37

A primera hora de la tarde, la tormenta había pasado, dejando un cielo inestable y multicolor.

Pero, para los que estaban en lo alto de los acantilados de Étretat, aquel cielo era de una belleza divina.

Camille se había sentado en una roca, en mitad de un terreno de color verde pistacho, justo enfrente de la misteriosa aguja que desafiaba todas las leyes de la naturaleza, fruto de siglos de erosión. Se imaginaba al novelista Maurice Leblanc, sentado en aquel mismo lugar, escribiendo las aventuras de Arsène Lupin.

Él contaba historias policíacas, ella las vivía.

Y aquélla era la más sórdida que había vivido nunca.

Una parte de sí misma se arrepentía de estar allí, internándose en las tinieblas, cuando tenía los días contados. Debía reconocerlo: se iba a morir muy pronto y estaba malgastando las pocas energías que le quedaban. Camille se había preguntado muchas veces qué haría si le dijeran que le quedaban pocos días de vida. Y la respuesta había sido: gastarse toda la pasta de sus cuentas de ahorro, viajar, descubrir paisajes maravillosos, hacer el amor con desconocidos sin sentir vergüenza de su cuerpo y decirles a sus padres lo mucho que los quería.

Guy Broca le había dejado el expediente. El hombre había insistido en que lo consultara en casa, pero ella había preferido tomar el aire después de comer, callejear un poco hasta llegar al acantilado.

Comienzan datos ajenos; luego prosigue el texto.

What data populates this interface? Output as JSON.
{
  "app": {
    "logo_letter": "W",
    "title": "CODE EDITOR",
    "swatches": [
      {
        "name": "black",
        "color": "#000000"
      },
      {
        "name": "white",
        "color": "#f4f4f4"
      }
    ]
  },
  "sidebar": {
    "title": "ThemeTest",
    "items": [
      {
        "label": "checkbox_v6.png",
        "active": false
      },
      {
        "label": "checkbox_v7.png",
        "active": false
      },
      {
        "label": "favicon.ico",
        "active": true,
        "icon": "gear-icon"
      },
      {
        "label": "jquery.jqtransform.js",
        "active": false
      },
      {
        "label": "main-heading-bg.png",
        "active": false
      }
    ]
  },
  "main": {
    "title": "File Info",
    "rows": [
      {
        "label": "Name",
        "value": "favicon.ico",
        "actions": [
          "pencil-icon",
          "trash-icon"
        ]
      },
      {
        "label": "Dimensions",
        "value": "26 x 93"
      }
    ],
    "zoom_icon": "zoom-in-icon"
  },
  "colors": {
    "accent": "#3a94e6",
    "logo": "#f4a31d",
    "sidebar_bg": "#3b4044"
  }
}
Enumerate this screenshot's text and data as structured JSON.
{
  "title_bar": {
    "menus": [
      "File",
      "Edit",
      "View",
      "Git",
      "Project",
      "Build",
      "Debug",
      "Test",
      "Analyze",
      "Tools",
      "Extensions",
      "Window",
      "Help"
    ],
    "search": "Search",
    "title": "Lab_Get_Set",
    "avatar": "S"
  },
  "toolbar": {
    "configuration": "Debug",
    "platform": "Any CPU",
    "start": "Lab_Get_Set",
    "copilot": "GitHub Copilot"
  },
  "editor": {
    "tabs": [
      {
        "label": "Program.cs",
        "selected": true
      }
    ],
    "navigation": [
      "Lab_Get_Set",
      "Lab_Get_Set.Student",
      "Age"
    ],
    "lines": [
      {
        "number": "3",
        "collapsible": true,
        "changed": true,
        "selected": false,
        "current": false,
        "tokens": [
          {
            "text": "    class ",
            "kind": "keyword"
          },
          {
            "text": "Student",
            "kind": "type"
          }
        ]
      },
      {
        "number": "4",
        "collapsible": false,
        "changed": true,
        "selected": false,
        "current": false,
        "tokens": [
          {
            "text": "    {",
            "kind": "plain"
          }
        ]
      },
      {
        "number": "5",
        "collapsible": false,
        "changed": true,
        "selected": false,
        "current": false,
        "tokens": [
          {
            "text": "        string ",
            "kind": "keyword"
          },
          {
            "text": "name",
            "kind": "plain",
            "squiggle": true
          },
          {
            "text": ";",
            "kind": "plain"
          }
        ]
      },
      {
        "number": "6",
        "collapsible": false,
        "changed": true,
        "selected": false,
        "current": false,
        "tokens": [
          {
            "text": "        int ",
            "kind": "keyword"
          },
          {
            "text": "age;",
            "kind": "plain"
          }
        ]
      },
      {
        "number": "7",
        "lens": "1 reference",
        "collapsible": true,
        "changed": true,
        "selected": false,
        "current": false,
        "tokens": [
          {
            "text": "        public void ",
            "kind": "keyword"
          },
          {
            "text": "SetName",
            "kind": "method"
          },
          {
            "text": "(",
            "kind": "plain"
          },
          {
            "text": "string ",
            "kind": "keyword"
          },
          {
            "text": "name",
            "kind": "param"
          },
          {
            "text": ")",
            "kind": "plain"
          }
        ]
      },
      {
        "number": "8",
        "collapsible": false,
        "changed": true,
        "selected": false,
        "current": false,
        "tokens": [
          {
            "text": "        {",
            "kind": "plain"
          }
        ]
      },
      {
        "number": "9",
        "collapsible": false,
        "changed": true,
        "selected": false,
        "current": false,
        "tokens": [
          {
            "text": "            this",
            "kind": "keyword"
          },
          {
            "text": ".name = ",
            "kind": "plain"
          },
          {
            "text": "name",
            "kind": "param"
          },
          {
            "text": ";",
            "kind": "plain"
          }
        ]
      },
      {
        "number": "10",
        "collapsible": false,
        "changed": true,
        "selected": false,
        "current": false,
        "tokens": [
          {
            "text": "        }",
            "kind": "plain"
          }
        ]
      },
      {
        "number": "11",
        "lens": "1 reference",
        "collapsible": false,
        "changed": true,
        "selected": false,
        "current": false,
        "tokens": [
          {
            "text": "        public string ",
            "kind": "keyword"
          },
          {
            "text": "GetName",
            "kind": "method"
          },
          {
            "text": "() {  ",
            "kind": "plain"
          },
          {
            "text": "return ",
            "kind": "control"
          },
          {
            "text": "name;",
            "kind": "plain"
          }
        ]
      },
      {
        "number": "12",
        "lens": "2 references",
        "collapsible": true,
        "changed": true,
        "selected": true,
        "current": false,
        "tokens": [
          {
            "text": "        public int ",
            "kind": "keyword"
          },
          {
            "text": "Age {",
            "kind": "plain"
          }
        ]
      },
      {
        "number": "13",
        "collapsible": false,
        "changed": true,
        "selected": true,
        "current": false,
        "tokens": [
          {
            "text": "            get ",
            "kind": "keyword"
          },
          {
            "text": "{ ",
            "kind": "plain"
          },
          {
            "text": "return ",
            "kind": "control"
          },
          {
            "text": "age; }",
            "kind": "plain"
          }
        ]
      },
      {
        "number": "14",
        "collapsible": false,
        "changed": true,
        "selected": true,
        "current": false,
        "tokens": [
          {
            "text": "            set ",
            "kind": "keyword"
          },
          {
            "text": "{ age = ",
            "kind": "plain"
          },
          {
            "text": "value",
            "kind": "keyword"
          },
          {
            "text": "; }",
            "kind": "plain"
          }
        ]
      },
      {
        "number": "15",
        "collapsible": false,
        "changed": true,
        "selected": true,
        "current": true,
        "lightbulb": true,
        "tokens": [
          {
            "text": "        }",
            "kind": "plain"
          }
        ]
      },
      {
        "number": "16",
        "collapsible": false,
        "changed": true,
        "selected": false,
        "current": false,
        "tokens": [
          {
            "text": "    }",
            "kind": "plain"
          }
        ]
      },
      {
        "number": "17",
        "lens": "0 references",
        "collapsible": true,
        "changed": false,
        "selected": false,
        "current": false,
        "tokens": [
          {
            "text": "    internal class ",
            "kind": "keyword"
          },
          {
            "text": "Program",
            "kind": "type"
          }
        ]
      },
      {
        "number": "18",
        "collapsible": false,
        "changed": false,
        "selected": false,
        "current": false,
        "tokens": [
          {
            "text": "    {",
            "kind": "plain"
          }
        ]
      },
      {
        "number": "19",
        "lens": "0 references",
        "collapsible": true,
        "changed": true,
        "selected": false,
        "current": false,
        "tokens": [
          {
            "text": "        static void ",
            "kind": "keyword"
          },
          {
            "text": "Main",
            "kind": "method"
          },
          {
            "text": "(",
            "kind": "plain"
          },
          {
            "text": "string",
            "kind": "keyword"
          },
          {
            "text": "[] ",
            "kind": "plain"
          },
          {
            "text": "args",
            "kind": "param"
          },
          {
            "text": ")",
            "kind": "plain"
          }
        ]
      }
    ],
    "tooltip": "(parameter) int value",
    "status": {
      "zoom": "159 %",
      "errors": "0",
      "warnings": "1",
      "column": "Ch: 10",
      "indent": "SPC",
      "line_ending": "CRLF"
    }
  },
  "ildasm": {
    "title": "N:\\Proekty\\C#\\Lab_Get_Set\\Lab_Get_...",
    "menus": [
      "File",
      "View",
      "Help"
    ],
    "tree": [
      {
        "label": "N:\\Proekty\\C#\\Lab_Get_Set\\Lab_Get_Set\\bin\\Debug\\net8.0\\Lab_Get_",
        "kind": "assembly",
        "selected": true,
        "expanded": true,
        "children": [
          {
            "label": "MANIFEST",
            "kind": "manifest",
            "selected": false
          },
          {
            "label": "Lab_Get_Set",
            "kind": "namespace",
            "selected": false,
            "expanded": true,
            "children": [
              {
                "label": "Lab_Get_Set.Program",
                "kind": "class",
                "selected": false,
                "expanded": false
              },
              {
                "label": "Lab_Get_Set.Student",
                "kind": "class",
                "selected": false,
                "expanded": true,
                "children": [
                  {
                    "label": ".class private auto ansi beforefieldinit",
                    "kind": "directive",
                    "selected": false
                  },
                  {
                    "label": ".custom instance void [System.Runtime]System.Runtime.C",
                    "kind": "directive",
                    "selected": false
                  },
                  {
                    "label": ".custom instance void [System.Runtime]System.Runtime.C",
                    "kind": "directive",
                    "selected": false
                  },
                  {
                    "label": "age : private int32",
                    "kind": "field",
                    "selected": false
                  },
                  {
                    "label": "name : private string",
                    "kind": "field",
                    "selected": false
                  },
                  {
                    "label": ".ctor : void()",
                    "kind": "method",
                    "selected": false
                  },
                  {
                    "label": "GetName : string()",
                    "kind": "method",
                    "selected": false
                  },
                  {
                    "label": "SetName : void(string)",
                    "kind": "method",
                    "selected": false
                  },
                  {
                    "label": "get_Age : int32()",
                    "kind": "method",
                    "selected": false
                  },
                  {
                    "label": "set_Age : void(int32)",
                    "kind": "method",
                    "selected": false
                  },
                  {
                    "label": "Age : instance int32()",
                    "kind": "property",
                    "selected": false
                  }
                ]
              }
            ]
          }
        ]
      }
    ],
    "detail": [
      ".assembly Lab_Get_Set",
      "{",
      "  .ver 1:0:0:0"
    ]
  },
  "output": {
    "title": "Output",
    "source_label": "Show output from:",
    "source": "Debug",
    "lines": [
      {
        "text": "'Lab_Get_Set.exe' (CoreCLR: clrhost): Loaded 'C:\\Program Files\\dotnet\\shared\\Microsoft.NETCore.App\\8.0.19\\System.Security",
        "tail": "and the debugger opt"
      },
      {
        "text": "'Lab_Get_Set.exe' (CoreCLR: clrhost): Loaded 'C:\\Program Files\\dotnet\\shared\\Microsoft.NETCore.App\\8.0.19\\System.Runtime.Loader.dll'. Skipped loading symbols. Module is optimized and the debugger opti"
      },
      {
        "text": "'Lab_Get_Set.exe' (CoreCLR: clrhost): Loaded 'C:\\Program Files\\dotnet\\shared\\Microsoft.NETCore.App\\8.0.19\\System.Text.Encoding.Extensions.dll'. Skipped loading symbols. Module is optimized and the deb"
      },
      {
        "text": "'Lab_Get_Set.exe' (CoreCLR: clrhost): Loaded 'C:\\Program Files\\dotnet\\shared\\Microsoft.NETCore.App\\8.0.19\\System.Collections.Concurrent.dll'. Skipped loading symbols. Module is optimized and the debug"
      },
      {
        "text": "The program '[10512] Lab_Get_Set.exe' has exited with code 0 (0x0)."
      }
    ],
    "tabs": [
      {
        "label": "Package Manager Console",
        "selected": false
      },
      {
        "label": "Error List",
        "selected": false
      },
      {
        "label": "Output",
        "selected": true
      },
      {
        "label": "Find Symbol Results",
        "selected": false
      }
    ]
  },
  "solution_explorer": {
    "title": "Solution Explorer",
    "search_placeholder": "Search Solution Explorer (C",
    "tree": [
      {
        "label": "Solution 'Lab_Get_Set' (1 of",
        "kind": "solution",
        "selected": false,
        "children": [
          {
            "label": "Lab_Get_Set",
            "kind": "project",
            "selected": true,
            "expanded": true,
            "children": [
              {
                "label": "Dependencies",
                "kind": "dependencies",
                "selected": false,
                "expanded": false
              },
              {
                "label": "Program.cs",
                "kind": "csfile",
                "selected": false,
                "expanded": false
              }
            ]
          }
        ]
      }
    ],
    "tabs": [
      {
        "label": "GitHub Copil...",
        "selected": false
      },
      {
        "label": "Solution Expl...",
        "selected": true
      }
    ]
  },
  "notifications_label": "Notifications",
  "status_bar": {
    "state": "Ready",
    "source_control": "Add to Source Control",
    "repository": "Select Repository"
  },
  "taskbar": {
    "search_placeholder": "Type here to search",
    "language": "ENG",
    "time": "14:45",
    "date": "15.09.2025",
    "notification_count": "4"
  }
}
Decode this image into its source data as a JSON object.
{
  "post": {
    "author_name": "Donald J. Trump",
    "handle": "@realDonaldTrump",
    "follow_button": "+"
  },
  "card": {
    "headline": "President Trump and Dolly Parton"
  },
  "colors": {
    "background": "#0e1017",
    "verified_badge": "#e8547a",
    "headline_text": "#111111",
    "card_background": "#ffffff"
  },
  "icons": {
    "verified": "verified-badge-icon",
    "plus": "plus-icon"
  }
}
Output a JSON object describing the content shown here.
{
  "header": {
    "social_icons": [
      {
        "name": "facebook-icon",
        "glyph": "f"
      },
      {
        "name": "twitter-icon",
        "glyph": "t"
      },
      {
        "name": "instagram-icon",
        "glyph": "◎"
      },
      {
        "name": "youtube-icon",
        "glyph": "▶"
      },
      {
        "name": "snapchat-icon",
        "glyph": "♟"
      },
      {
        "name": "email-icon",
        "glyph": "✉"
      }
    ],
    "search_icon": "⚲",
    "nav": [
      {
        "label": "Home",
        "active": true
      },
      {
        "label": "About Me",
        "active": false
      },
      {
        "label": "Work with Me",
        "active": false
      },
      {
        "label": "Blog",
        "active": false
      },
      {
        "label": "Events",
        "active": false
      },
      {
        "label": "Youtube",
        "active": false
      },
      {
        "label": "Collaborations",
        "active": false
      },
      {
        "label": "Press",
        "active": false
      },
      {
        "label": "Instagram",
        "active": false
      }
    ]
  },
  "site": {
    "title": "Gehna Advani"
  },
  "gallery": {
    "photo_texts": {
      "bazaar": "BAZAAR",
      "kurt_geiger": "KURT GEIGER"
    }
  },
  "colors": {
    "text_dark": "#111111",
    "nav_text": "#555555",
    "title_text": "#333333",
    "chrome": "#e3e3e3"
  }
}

Tras leer en diagonal el espeluznante informe forense de Jean-Michel Florès, echarles un vistazo a todas las fotos de la escena del crimen y a los distintos informes de los peritos, Camille se interesó por las notas y las investigaciones de Broca relacionadas con la familia Florès.

Y dos preguntas ganaban la partida a todas las demás: ¿por qué habían matado a los Florès? ¿Y por qué Jean-Michel Florès había sido objeto de una puesta en escena tan macabra?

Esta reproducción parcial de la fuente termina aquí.